Biography and History

Kaiē Tsitselē (or Kay Cicellis, name by which she is known in English), 1926-2001, was a Greek author who wrote in both English and Greek. Her linguistic biography is complex. Born in Marseille to Greek parents, who seem to have normally spoken French with her, she learned English from an English governess, and she very soon came to feel that English was the language most suited to her writing. She had never visited Greece until, at the age of ten, she moved with her family to Athens. For the first three years after this move, she received private lessons at home, and she was later to claim that this was when she first learned Greek. In 1939 she enrolled at the American College for Girls in the seaside Athens suburb of Hellēniko. It was about this time that she began to write literary texts in English. As she wrote in 1956, “at the very moment when I recognized the English language as my language, I also recognized Greece as my country, my element. These two discoveries, though simultaneous, were irreconcilable” (Tsitselē 1956a). After the German invasion of Greece in 1941, she moved with her family to her father’s ancestral island of Cephalonia. Once the Second World War was over, Tsitselē settled in Athens, where she lived for most of the rest of her life. However, she spent two extended periods in London in 1950-1 and 1955-6, several months in Karachi, and about four years in a small town near Manchester, England (1958-62). The reason why she spent time in these last two places was that her husband Nikos Paleologos was working there.

Most of Tsitselē’s literary writing until the 1980s was in English, and all of her first six books, published in the period 1950-1967, were written in English. The most successful phase of her career as an English writer lasted from 1950 to the early 1960s. During the period between 1974 and 1996 she became one of the foremost translators of modern Greek writing – both fiction and non-fiction – into English. After some texts of hers in Greek had appeared sporadically over a period of forty years, her career as a Greek author enjoyed a remarkable late flowering in the 1990s, when she published a series of stories in magazines, which were collected, together with others, in a volume entitled Ho choros tōn hōrōn ( The Dance of the Hours, Athens 1998). This, her first and only book written in Greek, was awarded the Greek National Short-Story Prize in 1999.
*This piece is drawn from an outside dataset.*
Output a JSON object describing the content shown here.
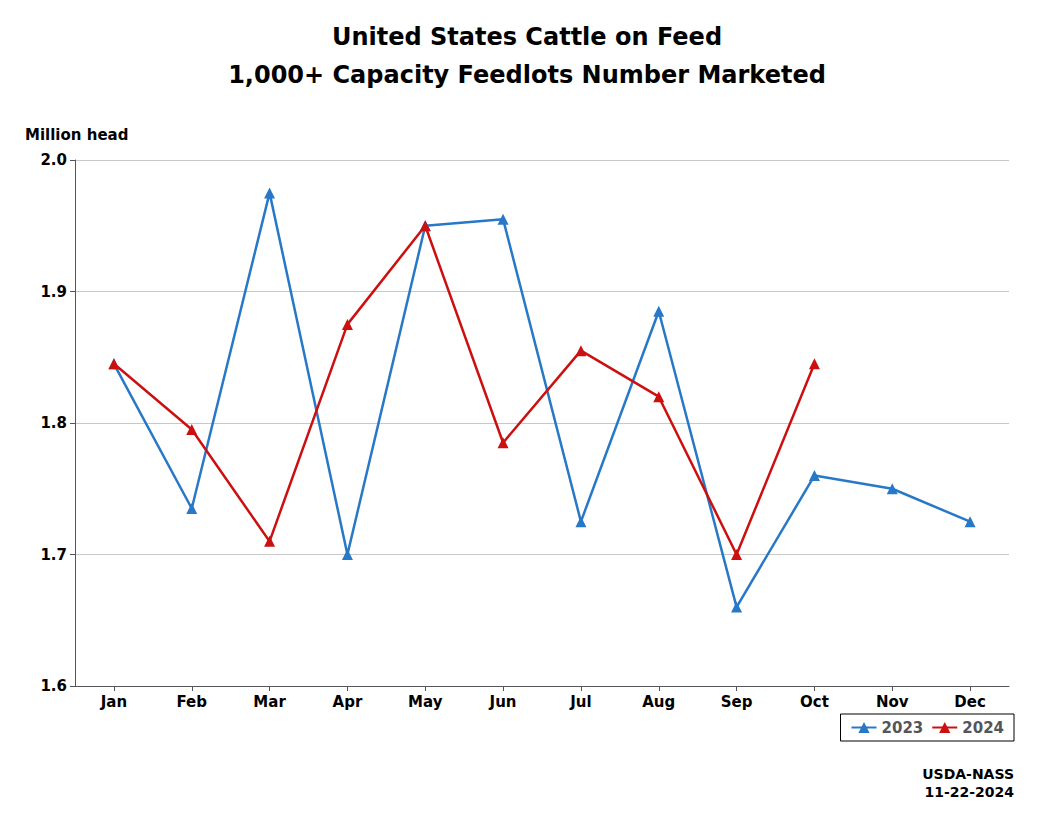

Source: From the finding aid for C0801

  • Kaiē Tsitselē Papers. 1898-2001 (inclusive).

    Call Number: C0801

    Consists of personal papers of Kaiē Tsitselē, Greek author and translator, who contributed to the dissemination of the Modern Greek literature outside Greece. The collection consists of manuscripts of some of Tsitselē's novels, short stories, radio scripts, and book reviews along with her English translations of Greek works. Correspondence with her friends and colleagues completes the collection.